The production of the Parliament Channel was skilful in puncturing the image of Laura Borràs and Jordi Turull sitting in the guest gallery at the precise moment that Pere Aragonès announced his idea of undertaking a “clarity agreement”, taking the Canadian route as an example. The general secretary of Junts looked at the ground, bored, holding his head with the palm of his left hand on his cheek; the president of the Parlament, suspended from functions, consulted the mobile, but raised her head to dissent annoyed and swaying it slightly from one side to the other while biting her lower lip when the head of the Government assured: “Although some do not like it, although many of us do not like it, reality is stubborn and we have to build the ways so that the instruments we put in place to vote can implement the result”.
If the intention was to convince Junts not even to consider leaving the Government and indeed the postconvergents put aside the idea of leaving it, it will be to their displeasure and because they have no other choice. serious faces.
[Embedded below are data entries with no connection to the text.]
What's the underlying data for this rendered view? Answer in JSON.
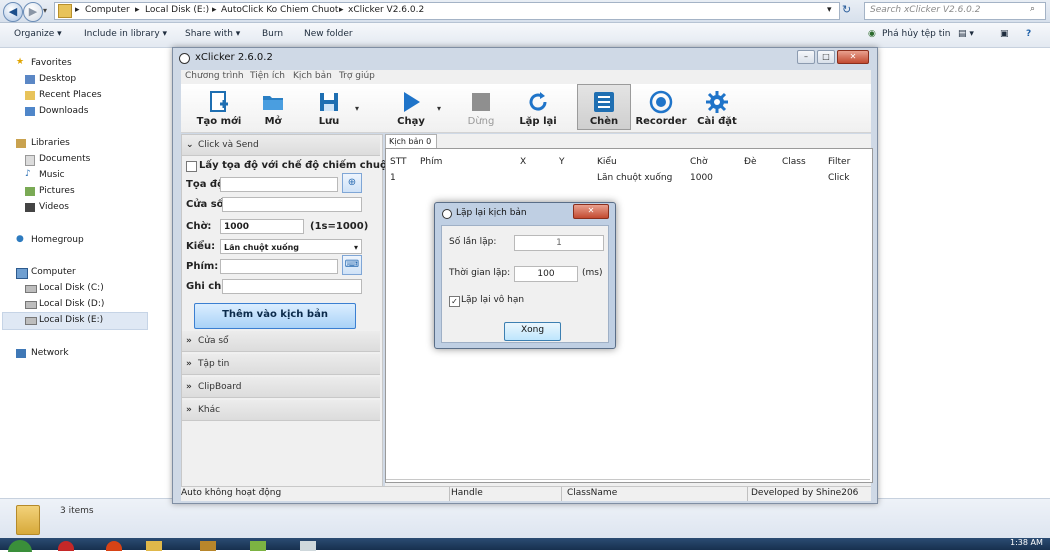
{
  "explorer": {
    "breadcrumbs": [
      "Computer",
      "Local Disk (E:)",
      "AutoClick Ko Chiem Chuot",
      "xClicker V2.6.0.2"
    ],
    "search_placeholder": "Search xClicker V2.6.0.2",
    "toolbar": {
      "organize": "Organize ▾",
      "include": "Include in library ▾",
      "share": "Share with ▾",
      "burn": "Burn",
      "new_folder": "New folder",
      "translate": "Phá hủy tệp tin"
    },
    "nav": {
      "favorites": "Favorites",
      "desktop": "Desktop",
      "recent": "Recent Places",
      "downloads": "Downloads",
      "libraries": "Libraries",
      "documents": "Documents",
      "music": "Music",
      "pictures": "Pictures",
      "videos": "Videos",
      "homegroup": "Homegroup",
      "computer": "Computer",
      "disk_c": "Local Disk (C:)",
      "disk_d": "Local Disk (D:)",
      "disk_e": "Local Disk (E:)",
      "network": "Network"
    },
    "status": {
      "items": "3 items",
      "clock": "1:38 AM"
    }
  },
  "app": {
    "title": "xClicker 2.6.0.2",
    "menu": [
      "Chương trình",
      "Tiện ích",
      "Kịch bản",
      "Trợ giúp"
    ],
    "ribbon": {
      "new": "Tạo mới",
      "open": "Mở",
      "save": "Lưu",
      "run": "Chạy",
      "stop": "Dừng",
      "repeat": "Lặp lại",
      "insert": "Chèn",
      "recorder": "Recorder",
      "settings": "Cài đặt"
    },
    "left": {
      "section_click": "Click và Send",
      "checkbox_label": "Lấy tọa độ với chế độ chiếm chuột",
      "coord_label": "Tọa độ:",
      "window_label": "Cửa sổ:",
      "wait_label": "Chờ:",
      "wait_value": "1000",
      "wait_hint": "(1s=1000)",
      "type_label": "Kiểu:",
      "type_value": "Lăn chuột xuống",
      "key_label": "Phím:",
      "note_label": "Ghi chú:",
      "add_button": "Thêm vào kịch bản",
      "section_window": "Cửa sổ",
      "section_file": "Tập tin",
      "section_clipboard": "ClipBoard",
      "section_other": "Khác"
    },
    "tab": "Kịch bản 0 *",
    "table": {
      "columns": [
        "STT",
        "Phím",
        "X",
        "Y",
        "Kiểu",
        "Chờ",
        "Đè",
        "Class",
        "Filter"
      ],
      "rows": [
        {
          "stt": "1",
          "phim": "",
          "x": "",
          "y": "",
          "kieu": "Lăn chuột xuống",
          "cho": "1000",
          "de": "",
          "class": "",
          "filter": "Click"
        }
      ]
    },
    "statusbar": {
      "auto": "Auto không hoạt động",
      "handle": "Handle",
      "classname": "ClassName",
      "developer": "Developed by Shine206"
    }
  },
  "dialog": {
    "title": "Lặp lại kịch bản",
    "count_label": "Số lần lặp:",
    "count_value": "1",
    "time_label": "Thời gian lặp:",
    "time_value": "100",
    "time_unit": "(ms)",
    "infinite_label": "Lặp lại vô hạn",
    "infinite_checked": true,
    "ok": "Xong"
  },
  "colors": {
    "accent": "#3b7fd1",
    "window_frame": "#cfd9e6",
    "taskbar": "#1f3a5c"
  }
}
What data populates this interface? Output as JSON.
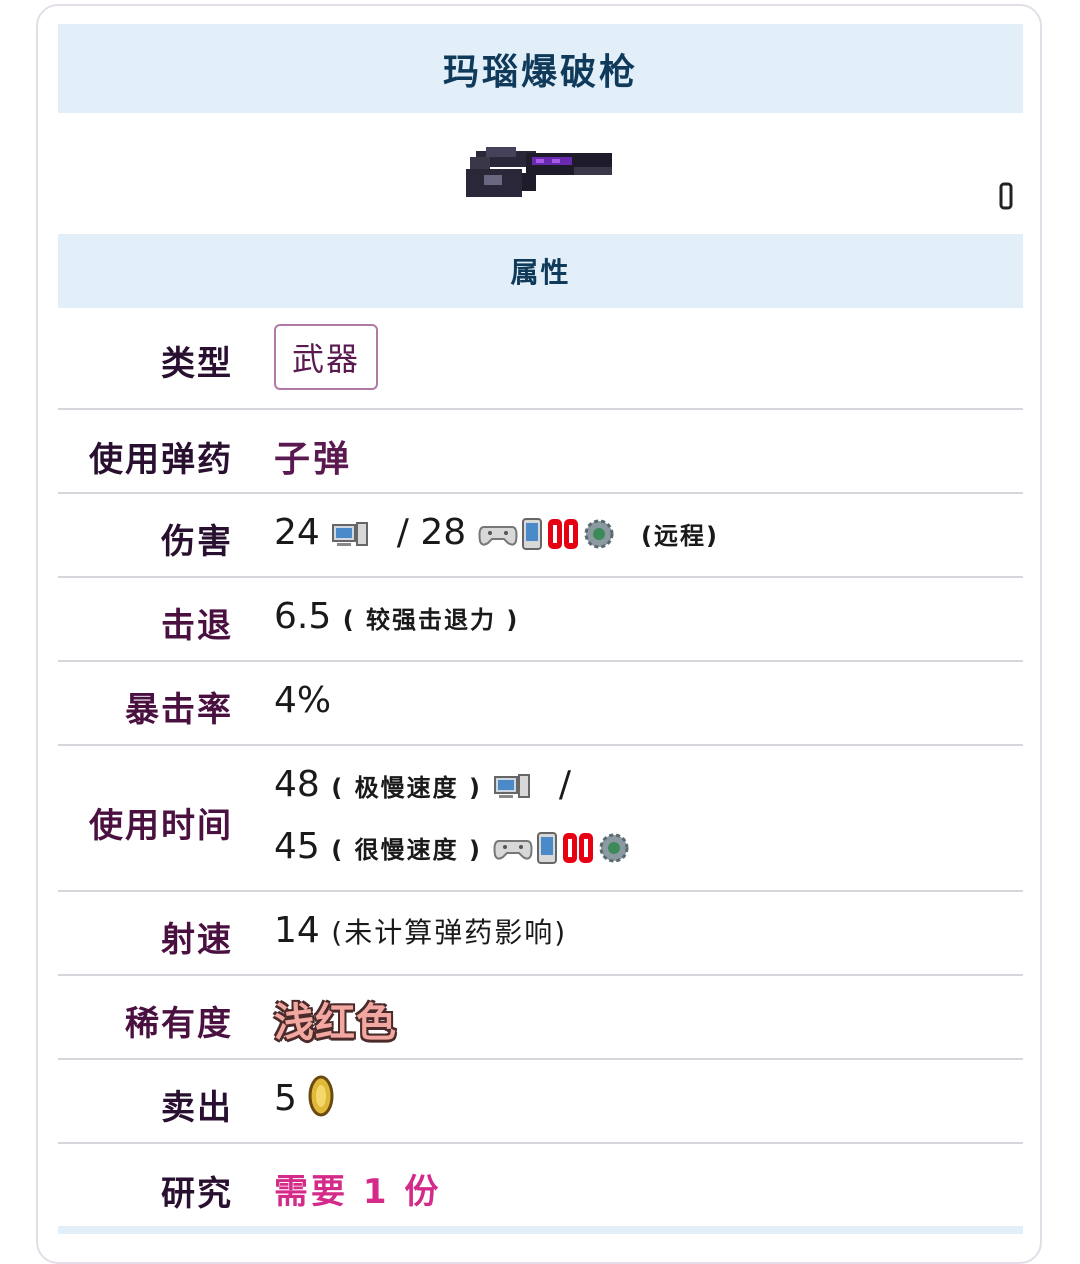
{
  "item": {
    "title": "玛瑙爆破枪",
    "section_header": "属性"
  },
  "properties": {
    "type": {
      "label": "类型",
      "value": "武器"
    },
    "ammo": {
      "label": "使用弹药",
      "value": "子弹"
    },
    "damage": {
      "label": "伤害",
      "pc_value": "24",
      "separator": "/",
      "console_value": "28",
      "class_note": "(远程)"
    },
    "knockback": {
      "label": "击退",
      "value": "6.5",
      "note": "( 较强击退力 )"
    },
    "crit": {
      "label": "暴击率",
      "value": "4%"
    },
    "use_time": {
      "label": "使用时间",
      "pc_value": "48",
      "pc_note": "( 极慢速度 )",
      "separator": "/",
      "console_value": "45",
      "console_note": "( 很慢速度 )"
    },
    "velocity": {
      "label": "射速",
      "value": "14",
      "note": "(未计算弹药影响)"
    },
    "rarity": {
      "label": "稀有度",
      "value": "浅红色"
    },
    "sell": {
      "label": "卖出",
      "value": "5"
    },
    "research": {
      "label": "研究",
      "value": "需要 1 份"
    }
  },
  "icons": {
    "gun": "onyx-blaster-icon",
    "pc": "pc-platform-icon",
    "console": "console-platform-icon",
    "mobile": "mobile-platform-icon",
    "switch": "switch-platform-icon",
    "tmodloader": "gear-platform-icon",
    "coin": "gold-coin-icon"
  },
  "colors": {
    "header_bg": "#e2eef8",
    "header_text": "#0f3a5a",
    "label_text": "#4a1040",
    "research_text": "#d42a8a",
    "rarity_text": "#f2a8a0"
  }
}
With the "clarity agreement" none of the pretensions that served to formulate an ultimatum - which was diluted as the days went by - found an answer, in the opinion of JxCat. Neither the formation of a new General Staff of the procés, nor the coordination in Madrid.
“How can we trust a new proposal now if the agreement that facilitated his investiture is not fulfilled?” said Albert Batet, president of the parliamentary group, without concluding whether they give scope to the initiative. However, another ultimatum did come out: the threat to ask the president for a matter of trust if he does not comply with the investiture agreement. A matter of trust that the CUP has also registered for before the end of 2022 in the form of a motion in the next ordinary plenary session. It will then be seen how many supports he harvests. The president is the only one who has the power to call it. He rejected the possibility immediately.
The Junts bench was apathetic during the president's speech. Not a single clap, he tore from her. Not even when he praised the work of the post-convergence ministers. Esquerra was even left alone applauding when Aragonès thanked the work of Josep Maria Argimon–in the ranks of JxCat– for his work with the fourth dose of covid vaccination. Only the ministers of Junts showed their gratitude when Aragonès finished with the hour and a half of speech.
What is clear is that Aragonès tried with this initiative to extend the ERC dialogue strategy and give room to the table where the governments sit to resolve the political conflict.
The president proposed in Parliament, during the general policy debate, a "clarity agreement" inspired by the Quebec case that lays the foundations for an agreed and "effective" referendum. And that in Canada the law has served rather to deactivate referendums and not to encourage them, and that the Quebecois separatists rejected it. In any case, it would be a starting signal to study if they are marked, for example, from when it is possible to ask for a consultation, the percentages of participation necessary for the hypothetical referendum to be validated, or who would be called to the polls.
The idea did not excite either JxCat or the CUP, but neither did the PSC and the commons, whom it intended to drag to make a referendum viable. The latter paradoxically did not endorse it despite the fact that they brought a proposal for a "clarity pact" to Parliament in 2018. It fell on deaf ears with the vote against Junts and the CUP. Only ERC seconded it. "Welcome, but you told us it was a past screen," said Jéssica Albiach, leader of En Comú Podem, yesterday.
Be that as it may, the idea of the "clarity agreement" is for the moment marking the rules of the game with the involvement of experts, jurists, political parties and civil society. But its materialization is yet to be defined. Aragonès is studying all the options, although it could lead to a new national pact for self-determination, and not so much to the crystallization of a law, such as the one created in Canada after the 1995 Quebec referendum, which set the conditions for future consultations.
This proposal would have a first phase that would remain outside the dialogue table and in which the independence movement would undertake a double process of accumulation of forces: gathering the maximum possible support and consensus in Catalan society, and obtaining international support.
With these two pieces completed, the president would present, then yes, this "clarity agreement" face to face before the State at the dialogue table. Aragonès has not set deadlines for all this.
Before arriving at Parliament, the PSC, Together, the CUP and the commons briefly reported. He knew that the socialists would refuse. In fact, the Government of Pedro Sánchez from Madrid slammed the proposal right away, a few minutes later. The Catalan socialists, too. "I don't agree, it doesn't solve anything and it's déjà vu," said Salvador Illa.
The president's response came from the newspaper library. In 2016 Miquel Iceta, then leader of the PSC, formulated the same initiative to try to unravel the procés. "It's not so bad if the PSC defended it (...). How is it that agreeing on conditions with the State was possible according to the PSC when there was an absolute majority of the PP and now it is not?” Aragonès replied to Illa.